Materials and methods
Cell culture and reagents
SKOV-3, CaOV3 and Vero cell lines were purchased from ATCC. OVCA433 and A1847 were a gift from Dr. Sandra Bell, University of Leeds, UK. ID8Trp53-/- were provided by Dr. Iain McNeish, Imperial College London, UK. ID8Trp53-/–OVA were a gift from Dr. Robert Salmond, University of Leeds, UK and T-RExTM-293 cells were purchased from Invitrogen. All cell lines were routinely checked for mycoplasma and were free from contamination. SKOV-3, A1847 and OVCA433 were grown in glutamine-containing RPMI (Sigma-Aldrich Ltd). Vero, CaOv3, ID8Trp53-/-, ID8Trp53-/–OVA, were grown in glutamine containing DMEM (Sigma-Aldrich Ltd). T-RExTM-293 cells were cultured in glutamine containing DMEM, containing zeocin (300 µg/ml; Gibco) and blasticidin (5 µg/ml; In vivogen).

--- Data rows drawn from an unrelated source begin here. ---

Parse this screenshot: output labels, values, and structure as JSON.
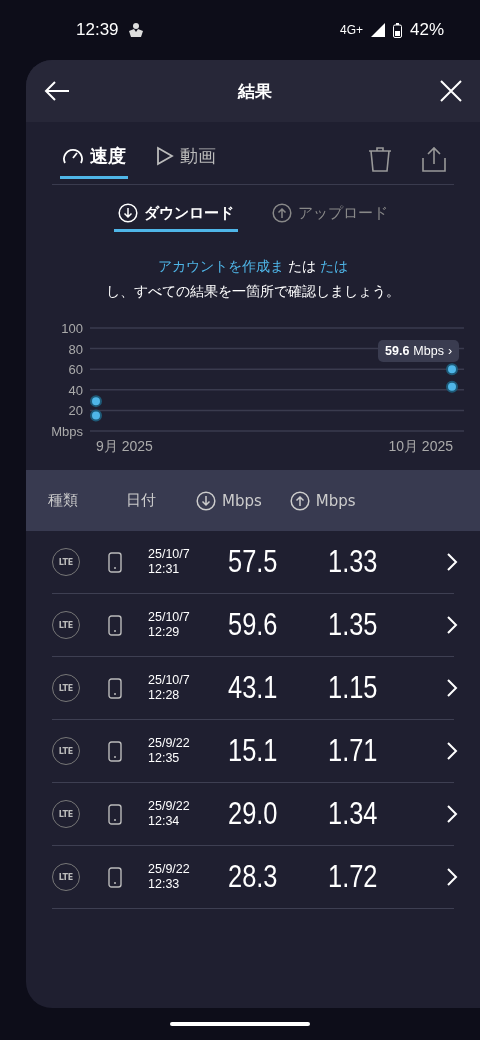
{
  "status_bar": {
    "time": "12:39",
    "network": "4G+",
    "battery": "42%"
  },
  "header": {
    "title": "結果"
  },
  "tabs": [
    {
      "label": "速度",
      "kind": "gauge",
      "selected": true
    },
    {
      "label": "動画",
      "kind": "play",
      "selected": false
    }
  ],
  "subtabs": [
    {
      "label": "ダウンロード",
      "kind": "down",
      "selected": true
    },
    {
      "label": "アップロード",
      "kind": "up",
      "selected": false
    }
  ],
  "promo": {
    "link": "アカウントを作成ま",
    "middle": "たは",
    "link2": "たは",
    "line2": "し、すべての結果を一箇所で確認しましょう。"
  },
  "chart": {
    "tooltip": {
      "value": "59.6",
      "unit": "Mbps",
      "arrow": "›"
    },
    "unit_label": "Mbps",
    "chart_data": {
      "type": "scatter",
      "grid": true,
      "ylim": [
        0,
        100
      ],
      "yticks": [
        20,
        40,
        60,
        80,
        100
      ],
      "categories": [
        "9月 2025",
        "10月 2025"
      ],
      "series": [
        {
          "color": "#4fb6e8",
          "values": [
            15,
            43
          ]
        },
        {
          "color": "#4fb6e8",
          "values": [
            29,
            60
          ]
        }
      ]
    }
  },
  "table": {
    "columns": [
      {
        "label": "種類",
        "kind": "text"
      },
      {
        "label": "日付",
        "kind": "text"
      },
      {
        "label": "Mbps",
        "kind": "down"
      },
      {
        "label": "Mbps",
        "kind": "up"
      }
    ],
    "rows": [
      {
        "type": "LTE",
        "date": "25/10/7",
        "time": "12:31",
        "down": "57.5",
        "up": "1.33"
      },
      {
        "type": "LTE",
        "date": "25/10/7",
        "time": "12:29",
        "down": "59.6",
        "up": "1.35"
      },
      {
        "type": "LTE",
        "date": "25/10/7",
        "time": "12:28",
        "down": "43.1",
        "up": "1.15"
      },
      {
        "type": "LTE",
        "date": "25/9/22",
        "time": "12:35",
        "down": "15.1",
        "up": "1.71"
      },
      {
        "type": "LTE",
        "date": "25/9/22",
        "time": "12:34",
        "down": "29.0",
        "up": "1.34"
      },
      {
        "type": "LTE",
        "date": "25/9/22",
        "time": "12:33",
        "down": "28.3",
        "up": "1.72"
      }
    ]
  }
}
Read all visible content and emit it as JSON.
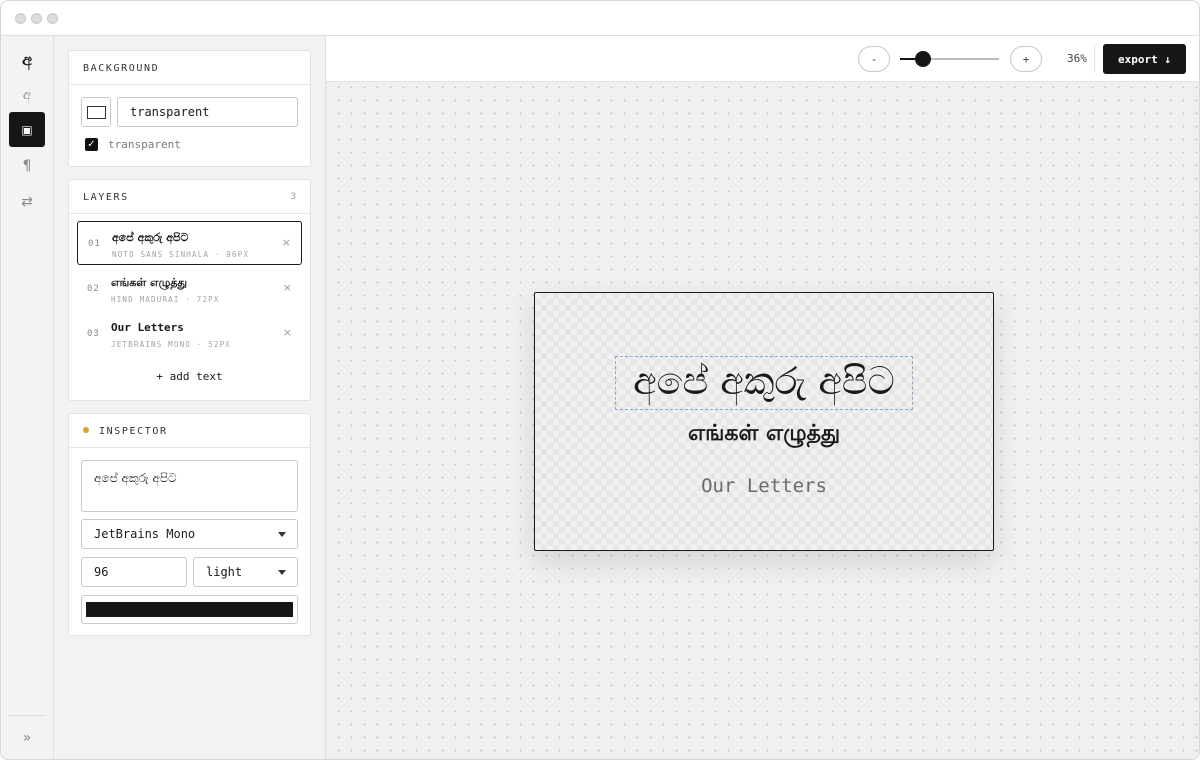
{
  "zoom": {
    "minus_label": "-",
    "plus_label": "+",
    "value_label": "36%",
    "level_fraction": 0.18
  },
  "export_label": "export ↓",
  "rail": {
    "logo_glyph": "අ",
    "items": [
      {
        "name": "text-tool",
        "glyph": "අ"
      },
      {
        "name": "frame-tool",
        "glyph": "▣"
      },
      {
        "name": "paragraph-tool",
        "glyph": "¶"
      },
      {
        "name": "swap-tool",
        "glyph": "⇄"
      }
    ],
    "expand_glyph": "»"
  },
  "background": {
    "title": "BACKGROUND",
    "value": "transparent",
    "checkbox_label": "transparent",
    "checked": true
  },
  "layers": {
    "title": "LAYERS",
    "count": "3",
    "items": [
      {
        "num": "01",
        "name": "අපේ අකුරු අපිට",
        "meta": "NOTO SANS SINHALA · 96PX",
        "close": "×"
      },
      {
        "num": "02",
        "name": "எங்கள் எழுத்து",
        "meta": "HIND MADURAI · 72PX",
        "close": "×"
      },
      {
        "num": "03",
        "name": "Our Letters",
        "meta": "JETBRAINS MONO · 52PX",
        "close": "×"
      }
    ],
    "add_label": "+ add text"
  },
  "inspector": {
    "title": "INSPECTOR",
    "text_value": "අපේ අකුරු අපිට",
    "font_value": "JetBrains Mono",
    "size_value": "96",
    "weight_value": "light",
    "color": "#161616"
  },
  "canvas": {
    "line1": "අපේ අකුරු අපිට",
    "line2": "எங்கள் எழுத்து",
    "line3": "Our Letters"
  },
  "colors": {
    "accent": "#161616",
    "inspector_dot": "#d9a12c",
    "selection": "#8aa8cc"
  }
}
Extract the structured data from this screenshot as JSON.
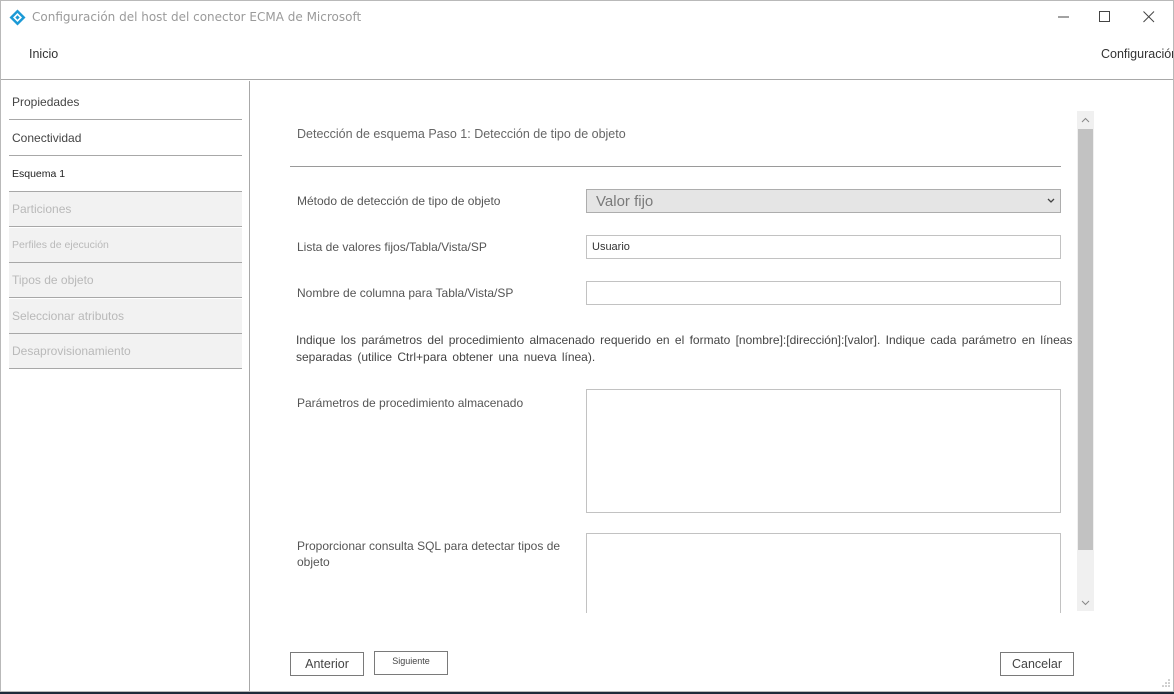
{
  "window": {
    "title": "Configuración del host del conector ECMA de Microsoft",
    "accent_color": "#1c9ad6"
  },
  "menu": {
    "home": "Inicio",
    "settings": "Configuración"
  },
  "sidebar": {
    "items": [
      {
        "label": "Propiedades",
        "state": "enabled"
      },
      {
        "label": "Conectividad",
        "state": "enabled"
      },
      {
        "label": "Esquema 1",
        "state": "current"
      },
      {
        "label": "Particiones",
        "state": "disabled"
      },
      {
        "label": "Perfiles de ejecución",
        "state": "disabled"
      },
      {
        "label": "Tipos de objeto",
        "state": "disabled"
      },
      {
        "label": "Seleccionar atributos",
        "state": "disabled"
      },
      {
        "label": "Desaprovisionamiento",
        "state": "disabled"
      }
    ]
  },
  "main": {
    "step_title": "Detección de esquema Paso 1: Detección de tipo de objeto",
    "detection_method": {
      "label": "Método de detección de tipo de objeto",
      "value": "Valor fijo"
    },
    "fixed_values": {
      "label": "Lista de valores fijos/Tabla/Vista/SP",
      "value": "Usuario"
    },
    "column_name": {
      "label": "Nombre de columna para Tabla/Vista/SP",
      "value": ""
    },
    "instructions_line1": "Indique los parámetros del procedimiento almacenado requerido en el formato [nombre]:[dirección]:[valor]. Indique cada parámetro en líneas",
    "instructions_line2": "separadas (utilice Ctrl+para obtener una nueva línea).",
    "stored_procedure_params": {
      "label": "Parámetros de procedimiento almacenado",
      "value": ""
    },
    "sql_query": {
      "label": "Proporcionar consulta SQL para detectar tipos de objeto",
      "value": ""
    }
  },
  "footer": {
    "previous": "Anterior",
    "next": "Siguiente",
    "cancel": "Cancelar"
  },
  "icons": {
    "app": "connector-diamond-icon",
    "minimize": "minimize-icon",
    "maximize": "maximize-icon",
    "close": "close-icon",
    "dropdown": "chevron-down-icon",
    "scroll_up": "chevron-up-icon",
    "scroll_down": "chevron-down-icon",
    "resize": "resize-grip-icon"
  }
}
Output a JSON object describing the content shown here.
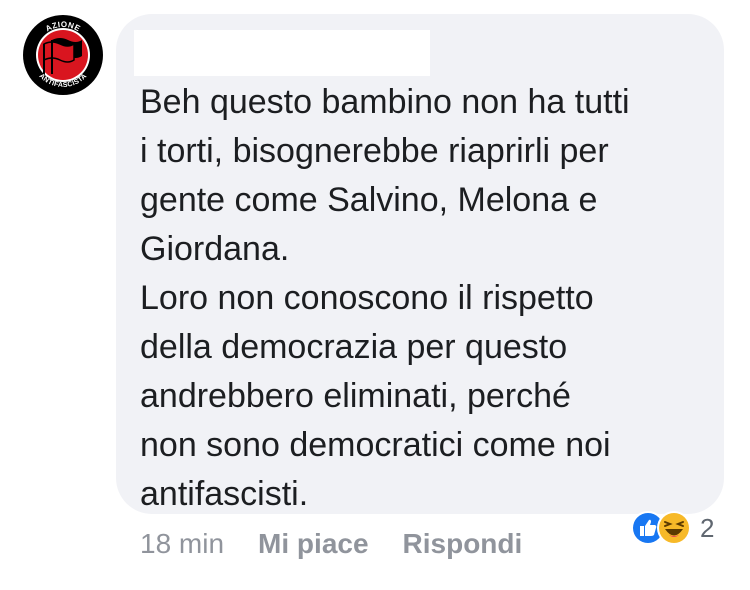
{
  "comment": {
    "author_name": "",
    "avatar_icon": "antifascist-flag-logo",
    "avatar_text_top": "AZIONE",
    "avatar_text_bottom": "ANTIFASCISTA",
    "text": "Beh questo bambino non ha tutti\ni torti, bisognerebbe riaprirli per\ngente come Salvino, Melona e\nGiordana.\nLoro non conoscono il rispetto\ndella democrazia per questo\nandrebbero eliminati, perché\nnon sono democratici come noi\nantifascisti."
  },
  "actions": {
    "time": "18 min",
    "like_label": "Mi piace",
    "reply_label": "Rispondi"
  },
  "reactions": {
    "icons": [
      "like-icon",
      "haha-icon"
    ],
    "count": "2"
  },
  "colors": {
    "bubble_bg": "#f1f2f6",
    "text": "#1c1e21",
    "meta": "#90949c",
    "like_blue": "#1877f2",
    "haha_yellow": "#f7b928",
    "logo_red": "#d9151f"
  }
}
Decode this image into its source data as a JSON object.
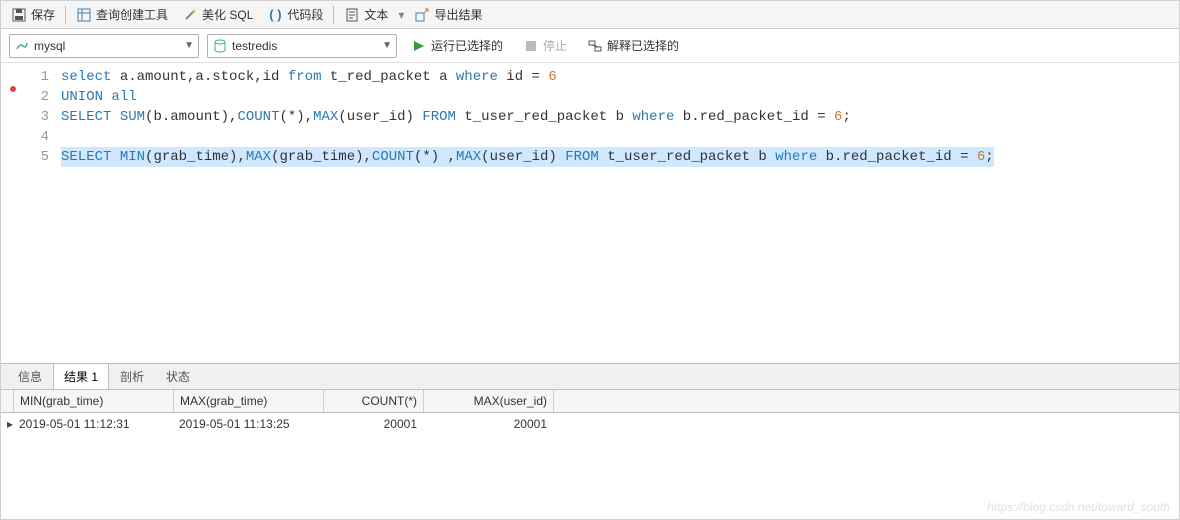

PBMC were isolated from leukapheresis cones purchased from the NHS blood and transplant service. PBMC were isolated from whole blood by density gradient centrifugation on Lymphoprep (StemCell Technology®). PMBC were cultures with indicated tumour cells at a ratio of (50:1) for seven days to generate TAM. CD14+ cells were isolated from PBMC or PBMC/Tumour cell co-cultures using MACS isolation procedures, following the manufacturers’ protocols (Miltenyi Biotec).
Ovarian cancer samples
Ovarian cancer patients undergoing routine paracentesis were identified and informed consent was given to collect ascitic fluid in accordance with local institutional ethics review and approval (REC approval no. 06/Q1206/106). Cells were pelleted by centrifugation at 450 x g for 10 min. Cells were collected for phenotypic analysis or function analysis following CD14 isolation. Supernatants were collected for EV isolation.
Viruses
The ORV used in this study was MG1, for which virus backbone and propagation protocols have previously been described (25). In brief, to construct and rescue the replication-competent miR-155, miR-19a and the NTC sequences were encoded into the pre-miR-30-based short hairpin cassette flanked with MLU-1 restriction (GenScript). Both miRNA-encoding plasmids and MG1 shuttle plasmids were digested using MLU-1 (NEB) and pre-miR-30-based cassette inserts were ligated individually into the MG1 shuttle vector, correct orientation of insert was confirmed by sanger sequencing. For single-cycle MRBΔG-GFP viruses (replication-defective), the infusion cloning technique was used to insert the miRNA sequences between the P-M genes, thus retaining GFP expression in between M-L genes. Firstly, a PCR amplification of the corresponding pre-miR sequences from GenScript plasmids was performed using the specific primers (forward primer: 5’ AATATGAAAAAAACTCTCGAGGAAGGTATATTGCTG 3’ reverse primer: 5’ TTTGATATCTGTTAGGCTAGCCCGAGGCAGTAGGCA 3’) followed by the PCR amplification of pMRBΔG-GFP (forward primer: 5’ GCTAGCCTAACAGATATCAAAAGATATCT 3’ and reverse primer: 5’ CTCGAGAGTTTTTTTCATATTCAAGCT 3’; all primers were purchased from Integrated DNA Technology). PCR products were then ligated in then In-Fusion® reaction (Takara). Positive colonies were confirmed by Sanger sequencing (Source Bioscience, Cambridge, UK). All viruses were rescued using an infection-transfection method as previously described (26). In the case of single-cycle viruses, MRBΔG viruses were rescued and titrated in T-REx™-293 cells expressing the G protein. T-REx™-293 cells containing a plasmid with doxycycline-inducible VSV G protein expression was used to produce the MRBΔG virus stocks. G protein expression was first induced with 800 μM doxycycline (DOX) and cells were immediately infected at MOI 0.05 in serum-free DMEM. After 2 h, the inoculum was removed and fresh DMEM with 10% FBS was added. After 24 h, medium was harvested, and large cellular debris was removed using a 2000 × g spin for 15 min at 4 °C. The medium was further cleared by filtering on a 0.22 μm SteritopTM filter unit (Millipore). Virus was pelleted (14,000 x g) for 1 h and stored at -80C.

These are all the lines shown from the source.